A La Stampa: «Contro Tsitsipas non aveva un piano B. Ai miei tempi non si usavano molto i coach. Ho deciso di fare il tennista guardando tutte quelle ragazze correre dietro a Borg»

John McEnroe tiene banco sui giornali italiani, non ha mai concesso tante interviste ai nostri quotidiani. Si parla ovviamente sempre del suo possibile ingaggio come supercoach di Sinner. Stavolta lo fa con La Stampa, in precedenza lo ha fatto col Corriere della Sera.

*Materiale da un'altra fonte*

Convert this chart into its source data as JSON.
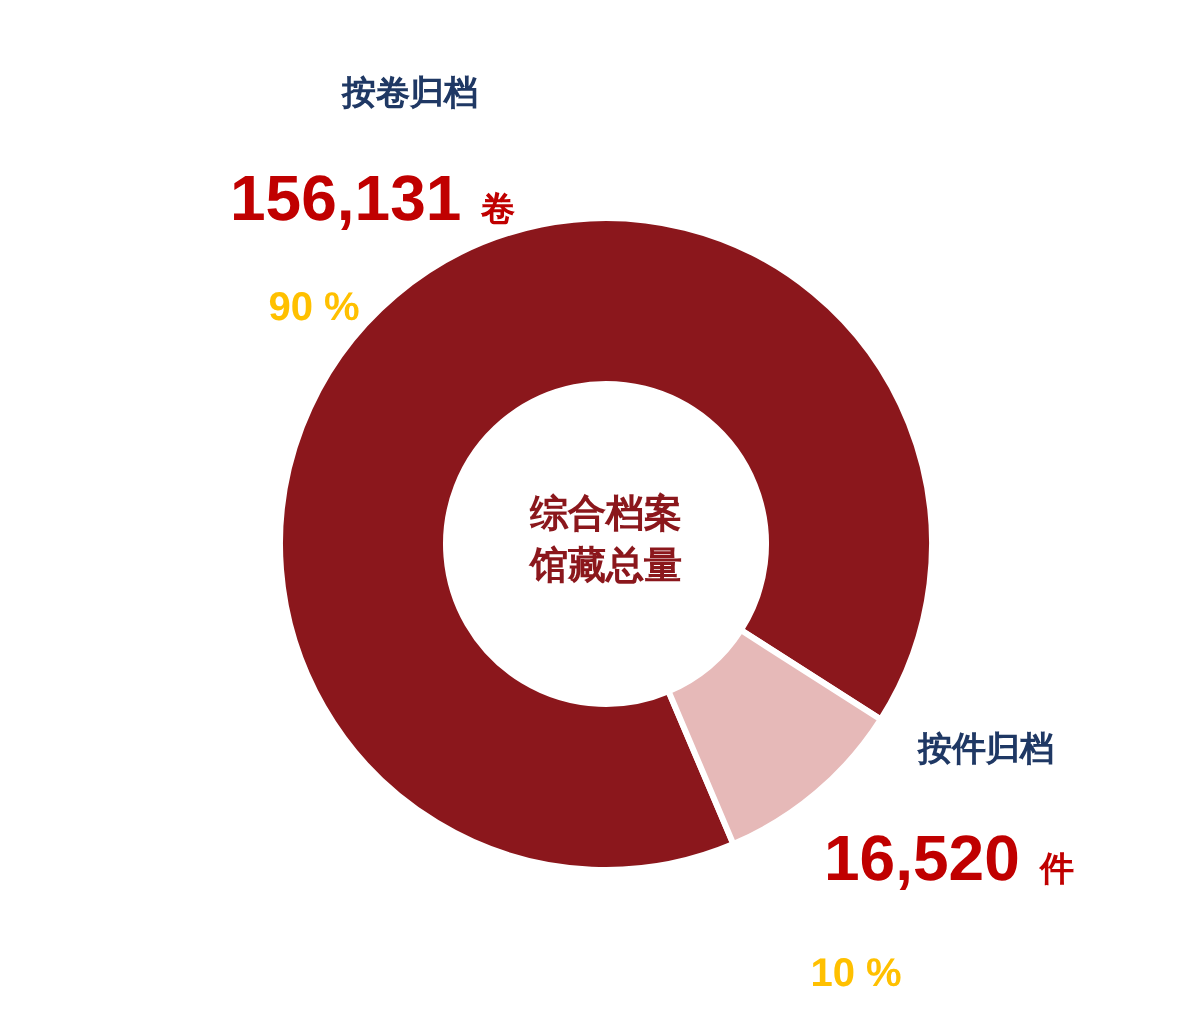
{
  "chart_data": {
    "type": "donut",
    "title": "综合档案馆藏总量",
    "categories": [
      "按卷归档",
      "按件归档"
    ],
    "values": [
      156131,
      16520
    ],
    "colors": [
      "#8b171c",
      "#e6b9b8"
    ],
    "value_labels": [
      "156,131 卷",
      "16,520 件"
    ],
    "annotations": [
      "90 %",
      "10 %"
    ]
  }
}
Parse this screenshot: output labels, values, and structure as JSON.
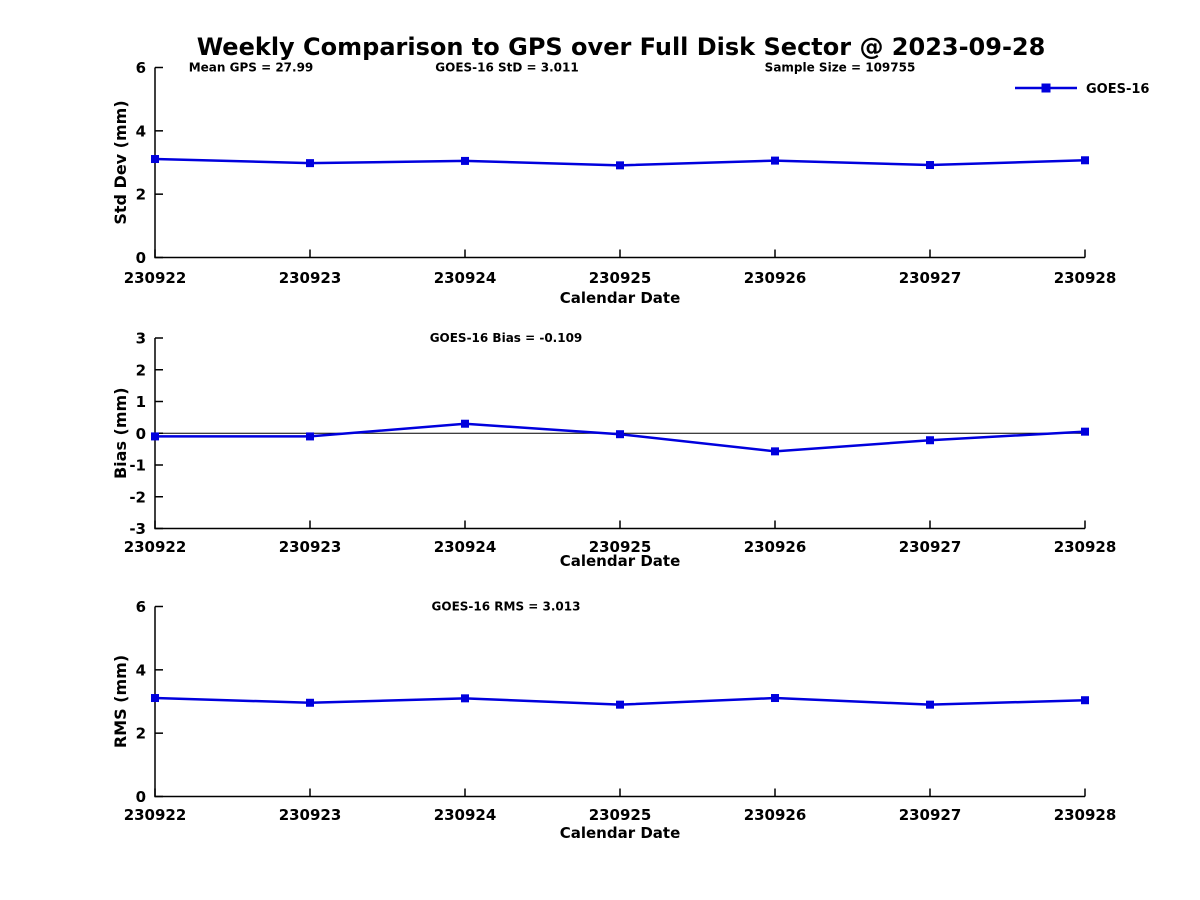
{
  "title": "Weekly Comparison to GPS over Full Disk Sector @ 2023-09-28",
  "legend": {
    "label": "GOES-16"
  },
  "colors": {
    "line": "#0000dd",
    "axis": "#000000",
    "text": "#000000",
    "background": "#ffffff",
    "zero_line": "#000000"
  },
  "chart_data": [
    {
      "type": "line",
      "title": "",
      "annotations": [
        "Mean GPS = 27.99",
        "GOES-16 StD = 3.011",
        "Sample Size = 109755"
      ],
      "xlabel": "Calendar Date",
      "ylabel": "Std Dev (mm)",
      "categories": [
        "230922",
        "230923",
        "230924",
        "230925",
        "230926",
        "230927",
        "230928"
      ],
      "series": [
        {
          "name": "GOES-16",
          "values": [
            3.11,
            2.98,
            3.05,
            2.91,
            3.06,
            2.92,
            3.07
          ]
        }
      ],
      "ylim": [
        0,
        6
      ],
      "yticks": [
        0,
        2,
        4,
        6
      ],
      "grid": false,
      "legend_position": "top-right",
      "zero_line": false
    },
    {
      "type": "line",
      "title": "",
      "annotations": [
        "GOES-16 Bias  = -0.109"
      ],
      "xlabel": "Calendar Date",
      "ylabel": "Bias (mm)",
      "categories": [
        "230922",
        "230923",
        "230924",
        "230925",
        "230926",
        "230927",
        "230928"
      ],
      "series": [
        {
          "name": "GOES-16",
          "values": [
            -0.1,
            -0.1,
            0.3,
            -0.03,
            -0.57,
            -0.22,
            0.05
          ]
        }
      ],
      "ylim": [
        -3,
        3
      ],
      "yticks": [
        3,
        2,
        1,
        0,
        -1,
        -2,
        -3
      ],
      "grid": false,
      "legend_position": "none",
      "zero_line": true
    },
    {
      "type": "line",
      "title": "",
      "annotations": [
        "GOES-16 RMS = 3.013"
      ],
      "xlabel": "Calendar Date",
      "ylabel": "RMS (mm)",
      "categories": [
        "230922",
        "230923",
        "230924",
        "230925",
        "230926",
        "230927",
        "230928"
      ],
      "series": [
        {
          "name": "GOES-16",
          "values": [
            3.11,
            2.96,
            3.1,
            2.9,
            3.11,
            2.9,
            3.04
          ]
        }
      ],
      "ylim": [
        0,
        6
      ],
      "yticks": [
        0,
        2,
        4,
        6
      ],
      "grid": false,
      "legend_position": "none",
      "zero_line": false
    }
  ]
}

In Italia c’è grande curiosità: Riccardo Piatti l’ha finalmente ingaggiata come aiuto coach di Sinner?
«Durante il terzo set del match di Jannik con Tsitsipas in effetti mi aspettavo una chiamata da Riccardo…»

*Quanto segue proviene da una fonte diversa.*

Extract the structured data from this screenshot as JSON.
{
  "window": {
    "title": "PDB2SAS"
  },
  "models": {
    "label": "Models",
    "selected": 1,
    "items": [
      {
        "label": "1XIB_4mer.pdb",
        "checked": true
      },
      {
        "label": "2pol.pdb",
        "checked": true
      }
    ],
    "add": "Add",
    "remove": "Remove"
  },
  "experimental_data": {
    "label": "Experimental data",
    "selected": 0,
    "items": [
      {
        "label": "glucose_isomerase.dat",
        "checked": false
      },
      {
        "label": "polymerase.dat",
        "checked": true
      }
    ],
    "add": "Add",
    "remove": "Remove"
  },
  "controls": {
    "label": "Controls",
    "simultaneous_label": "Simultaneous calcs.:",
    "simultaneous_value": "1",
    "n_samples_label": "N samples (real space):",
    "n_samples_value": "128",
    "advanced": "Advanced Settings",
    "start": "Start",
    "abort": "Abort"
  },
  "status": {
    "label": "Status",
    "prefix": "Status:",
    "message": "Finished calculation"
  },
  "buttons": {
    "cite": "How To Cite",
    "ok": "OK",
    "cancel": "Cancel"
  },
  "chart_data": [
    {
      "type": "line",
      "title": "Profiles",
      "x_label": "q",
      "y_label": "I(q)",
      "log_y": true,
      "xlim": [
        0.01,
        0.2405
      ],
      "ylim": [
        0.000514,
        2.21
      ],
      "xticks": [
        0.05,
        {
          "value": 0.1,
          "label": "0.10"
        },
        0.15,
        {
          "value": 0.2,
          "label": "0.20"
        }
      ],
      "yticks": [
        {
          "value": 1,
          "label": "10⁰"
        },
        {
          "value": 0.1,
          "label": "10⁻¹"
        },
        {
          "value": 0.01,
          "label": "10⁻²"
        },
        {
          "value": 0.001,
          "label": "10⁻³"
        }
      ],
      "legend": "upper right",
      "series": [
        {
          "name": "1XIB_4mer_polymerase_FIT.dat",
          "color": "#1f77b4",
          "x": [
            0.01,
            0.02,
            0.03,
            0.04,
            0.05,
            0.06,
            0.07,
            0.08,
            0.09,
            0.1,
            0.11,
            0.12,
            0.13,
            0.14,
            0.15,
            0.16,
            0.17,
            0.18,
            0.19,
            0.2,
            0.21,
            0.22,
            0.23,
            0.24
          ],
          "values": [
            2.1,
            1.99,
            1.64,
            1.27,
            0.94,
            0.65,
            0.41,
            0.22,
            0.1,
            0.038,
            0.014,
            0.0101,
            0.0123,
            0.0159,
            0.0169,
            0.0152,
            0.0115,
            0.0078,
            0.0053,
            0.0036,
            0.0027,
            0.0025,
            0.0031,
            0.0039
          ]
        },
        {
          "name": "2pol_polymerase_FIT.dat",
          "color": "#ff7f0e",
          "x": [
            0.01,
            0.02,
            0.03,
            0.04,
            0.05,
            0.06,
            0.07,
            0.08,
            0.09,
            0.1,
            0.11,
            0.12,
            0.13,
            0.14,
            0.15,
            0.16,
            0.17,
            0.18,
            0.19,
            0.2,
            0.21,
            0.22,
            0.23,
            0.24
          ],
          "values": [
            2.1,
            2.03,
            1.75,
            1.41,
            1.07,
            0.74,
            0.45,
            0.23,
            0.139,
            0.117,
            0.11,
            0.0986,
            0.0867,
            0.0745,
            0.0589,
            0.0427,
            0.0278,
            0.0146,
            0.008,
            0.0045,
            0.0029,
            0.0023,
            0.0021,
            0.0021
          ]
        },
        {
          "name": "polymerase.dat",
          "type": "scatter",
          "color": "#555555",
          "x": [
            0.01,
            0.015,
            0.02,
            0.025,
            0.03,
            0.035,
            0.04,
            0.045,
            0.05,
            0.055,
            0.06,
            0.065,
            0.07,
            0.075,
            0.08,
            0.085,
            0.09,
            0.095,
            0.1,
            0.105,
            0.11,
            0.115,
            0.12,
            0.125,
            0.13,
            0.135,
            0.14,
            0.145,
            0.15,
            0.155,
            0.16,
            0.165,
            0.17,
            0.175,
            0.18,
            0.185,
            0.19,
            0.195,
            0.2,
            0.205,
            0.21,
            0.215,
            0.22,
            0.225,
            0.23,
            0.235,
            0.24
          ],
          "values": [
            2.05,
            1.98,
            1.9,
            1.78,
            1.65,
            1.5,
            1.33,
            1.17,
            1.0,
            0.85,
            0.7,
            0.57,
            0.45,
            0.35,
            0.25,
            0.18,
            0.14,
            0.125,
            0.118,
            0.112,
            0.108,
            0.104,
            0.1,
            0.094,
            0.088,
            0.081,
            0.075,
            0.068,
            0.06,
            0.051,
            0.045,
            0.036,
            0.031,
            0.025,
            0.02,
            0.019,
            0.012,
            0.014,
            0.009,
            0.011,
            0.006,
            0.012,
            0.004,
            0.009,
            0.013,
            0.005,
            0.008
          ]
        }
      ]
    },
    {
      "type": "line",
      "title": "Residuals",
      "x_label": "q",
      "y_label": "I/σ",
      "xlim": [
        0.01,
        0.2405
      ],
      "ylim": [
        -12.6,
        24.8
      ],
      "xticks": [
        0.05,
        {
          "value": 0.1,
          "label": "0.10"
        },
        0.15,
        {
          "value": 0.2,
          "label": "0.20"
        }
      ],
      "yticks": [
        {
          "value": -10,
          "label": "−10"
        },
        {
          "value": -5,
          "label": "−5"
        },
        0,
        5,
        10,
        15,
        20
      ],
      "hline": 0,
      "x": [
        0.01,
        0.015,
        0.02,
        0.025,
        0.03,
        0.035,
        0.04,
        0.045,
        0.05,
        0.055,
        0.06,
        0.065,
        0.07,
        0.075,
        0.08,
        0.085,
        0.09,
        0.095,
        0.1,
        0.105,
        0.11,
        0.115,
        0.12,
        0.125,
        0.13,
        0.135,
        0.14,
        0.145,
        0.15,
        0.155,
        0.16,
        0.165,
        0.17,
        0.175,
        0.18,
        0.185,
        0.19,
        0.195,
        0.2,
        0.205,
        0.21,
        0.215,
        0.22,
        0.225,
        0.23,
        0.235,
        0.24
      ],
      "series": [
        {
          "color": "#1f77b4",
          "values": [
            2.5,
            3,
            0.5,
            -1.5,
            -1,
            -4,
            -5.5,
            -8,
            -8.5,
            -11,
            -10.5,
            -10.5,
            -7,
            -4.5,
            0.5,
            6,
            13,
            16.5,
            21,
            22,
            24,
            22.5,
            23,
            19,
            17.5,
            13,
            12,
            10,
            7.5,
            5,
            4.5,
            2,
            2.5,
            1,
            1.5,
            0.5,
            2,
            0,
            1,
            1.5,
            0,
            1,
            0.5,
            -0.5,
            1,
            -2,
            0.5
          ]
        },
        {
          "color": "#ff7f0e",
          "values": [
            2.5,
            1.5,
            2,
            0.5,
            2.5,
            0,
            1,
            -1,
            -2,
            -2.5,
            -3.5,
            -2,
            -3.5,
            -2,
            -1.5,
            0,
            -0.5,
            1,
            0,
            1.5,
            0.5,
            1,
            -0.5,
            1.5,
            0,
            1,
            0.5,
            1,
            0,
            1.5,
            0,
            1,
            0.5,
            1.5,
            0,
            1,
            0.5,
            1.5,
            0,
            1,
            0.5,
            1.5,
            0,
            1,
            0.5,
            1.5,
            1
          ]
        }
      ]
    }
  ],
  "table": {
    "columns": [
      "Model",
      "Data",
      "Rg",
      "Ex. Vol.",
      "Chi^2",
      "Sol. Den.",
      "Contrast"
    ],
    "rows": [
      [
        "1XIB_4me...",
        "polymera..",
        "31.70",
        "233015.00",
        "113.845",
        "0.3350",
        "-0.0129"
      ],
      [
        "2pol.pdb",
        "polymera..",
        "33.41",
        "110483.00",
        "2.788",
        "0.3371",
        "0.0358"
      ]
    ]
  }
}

Che cosa non le è piaciuto?
«Stefanos ha giocato un grande match ma Jannik non aveva un “piano B”. Si è come bloccato. Capita, se il tuo avversario gioca così bene, è capitato anche a me. Jannik è un gran bravo ragazzo ma deve migliorare ancora. Non è a suo agio a rete e ogni tanto è incerto in mezzo al campo. Deve imparare a cambiare marcia, a fare cose diverse, non può stare due o tre metri dietro la riga di fondo come Nadal, non è il suo gioco. Ma bisogna anche guardare il lato positivo. Ha fatto tanti progressi, è già un campione, può vincere uno o più Slam. Riccardo però non mi ha chiamato. Forse ha deciso di fare da solo…».
Da zero a dieci quanto sono stati importanti i coach nella sua carriera?
«Vediamo…Due? Ma ai miei tempi i coach non usavamo molto. Oggi i tennistici girano con lo psicologo, il trainer, il fisio, due o tre coach, la famiglia, gli amici, persino lo chef. È un mondo diverso».
Borg è stato invece il più importante, la prima vera superstar?
«Stai dicendo che è stato più forte di me, vero? Sì, con il suo stile e i sciso uoi successi Bjorn ha cambiato il tennis. È stato vedendo tutte quelle ragazze che gli correvano dietro che ho deciso di fare il tennista».